Roy Scheider, in the afterglow of "The French Connection," jumped at the role of beleaguered Amity Island police chief Martin Brody, whom he played with a panicked dignity not without levity. ("You're gonna need a bigger boat.")

And then there was obstreperous, hard-drinking Captain Quint, coarsened by life on the sea and as intractable as Ahab. Lee Marvin was approached, but he passed. Sterling Hayden, that surly roughneck, excused himself for tax reasons. The studio wanted — get this — Charlton Heston for Quint.

Spielberg groaned. Heston was a giant, Moses and Ben-Hur. "He was 12 cylinders, and I needed eight cylinders," Spielberg says in the documentary. "I thought it was not fair for the shark."
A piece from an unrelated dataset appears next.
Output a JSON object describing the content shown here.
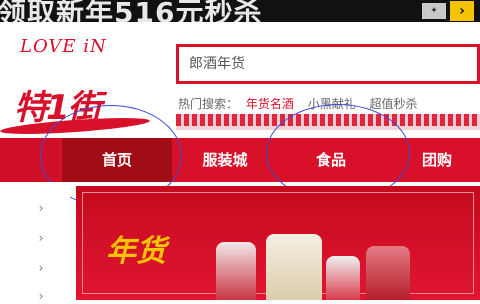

Zanuck and Brown finally chose Robert Shaw, a boozy British stage actor who had co-starred in "The Sting." Today, it's impossible to think of anyone else in the role; he has more bite than the shark.

Always the visionary, Spielberg demanded that they shoot on the open sea in the Atlantic Ocean off Martha's Vineyard, which doubled for the fictional Amity Island. No Hollywood production had ever filmed entirely in the middle of the ocean.

"I was hell-bent on shooting on the open sea, and if they insisted I shoot it in a tank, I was absolutely going to quit the movie," Spielberg says in Peter Biskind's chronicle of the New Hollywood, "Easy Riders, Raging Bulls."